Prepaying the Funeral Home
Prepaying for your own funeral allows you to make your own arrangements but is not without risk. While some states have laws that protect the purchaser of a prepayment plan, some do not. The Federal Trade Commission recommends that you get a detailed funeral plan from the funeral home that specifies what services and merchandise you are buying. Your contract should contain information about the refund policy, transferring the services to another funeral provider, where the money is kept -- some states require that the provider place a percentage of the money in a state-held trust -- what happens if the company goes out of business and who receives interest on the money, if applicable.

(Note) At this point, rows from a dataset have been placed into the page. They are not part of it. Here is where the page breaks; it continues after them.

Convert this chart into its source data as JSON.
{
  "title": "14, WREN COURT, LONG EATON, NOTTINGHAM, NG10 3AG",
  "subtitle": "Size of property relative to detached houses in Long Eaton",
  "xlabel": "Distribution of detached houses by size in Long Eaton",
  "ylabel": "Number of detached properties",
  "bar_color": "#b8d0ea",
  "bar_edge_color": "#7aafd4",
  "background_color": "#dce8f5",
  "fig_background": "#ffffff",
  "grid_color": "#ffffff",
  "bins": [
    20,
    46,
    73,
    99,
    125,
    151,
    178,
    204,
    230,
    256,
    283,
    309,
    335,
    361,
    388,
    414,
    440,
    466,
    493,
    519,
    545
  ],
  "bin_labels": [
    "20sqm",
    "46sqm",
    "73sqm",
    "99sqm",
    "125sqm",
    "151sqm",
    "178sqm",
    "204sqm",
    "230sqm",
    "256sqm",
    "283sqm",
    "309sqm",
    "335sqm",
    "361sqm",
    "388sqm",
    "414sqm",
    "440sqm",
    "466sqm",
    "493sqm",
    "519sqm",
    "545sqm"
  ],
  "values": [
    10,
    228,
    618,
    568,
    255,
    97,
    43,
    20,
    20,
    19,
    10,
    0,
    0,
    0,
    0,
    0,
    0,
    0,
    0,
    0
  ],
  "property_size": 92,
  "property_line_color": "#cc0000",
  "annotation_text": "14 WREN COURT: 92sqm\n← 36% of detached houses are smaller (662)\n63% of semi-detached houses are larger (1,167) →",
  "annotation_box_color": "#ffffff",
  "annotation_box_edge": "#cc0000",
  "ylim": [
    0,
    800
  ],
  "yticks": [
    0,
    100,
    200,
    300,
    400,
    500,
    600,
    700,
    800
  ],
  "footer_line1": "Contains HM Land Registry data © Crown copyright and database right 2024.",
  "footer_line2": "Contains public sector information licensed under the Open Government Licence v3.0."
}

You have two choices when it comes to using insurance policies to finance a funeral, life insurance or funeral insurance. Funeral insurance requires you to pay premiums and, upon your death, pays the funeral home for your expenses. Funeral Help Program recommends that you consider what the cost of a funeral will be in the future when deciding on a benefit amount. Assigning the deceased's life insurance policy to the funeral home allows the insurance company to pay for the expenses directly from the policy. Make sure you get an itemized statement from the funeral home and specify that amount as the assignment instead of allowing the funeral provider to receive the full amount and send any remainder to you. The Funeral Rule -- a federal law enforced by the FTC -- gives you the right to receive an itemized price list for provided funeral services and goods.
While funeral homes do not typically offer financing plans, some companies specialize in providing loans to pay for funeral costs. Other sources of loans include your own financial institution, credit cards, friends and family. Typically, you must provide collateral to secure the loan if you want the best interest rate, according to Bankrate.com. If you get a loan from a family member or friend, a signed loan agreement can help prevent disagreements regarding the repayment terms.
You can save money on a funeral. Purchasing a casket from a casket dealer instead of the funeral home eliminates much of the industry's markup. Except in some cases, embalming is not required by law if cremation or burial occurs soon after death. However, some funeral homes will not allow viewings without embalming the body. Cremations can save you the cost of a casket and burial. No law requires that you purchase a casket if the deceased is being cremated. Typically, you can rent a casket to use for viewing during the service. If the deceased is a veteran, national cemeteries provide a free burial and marker, but you must pay for transportation to the cemetery.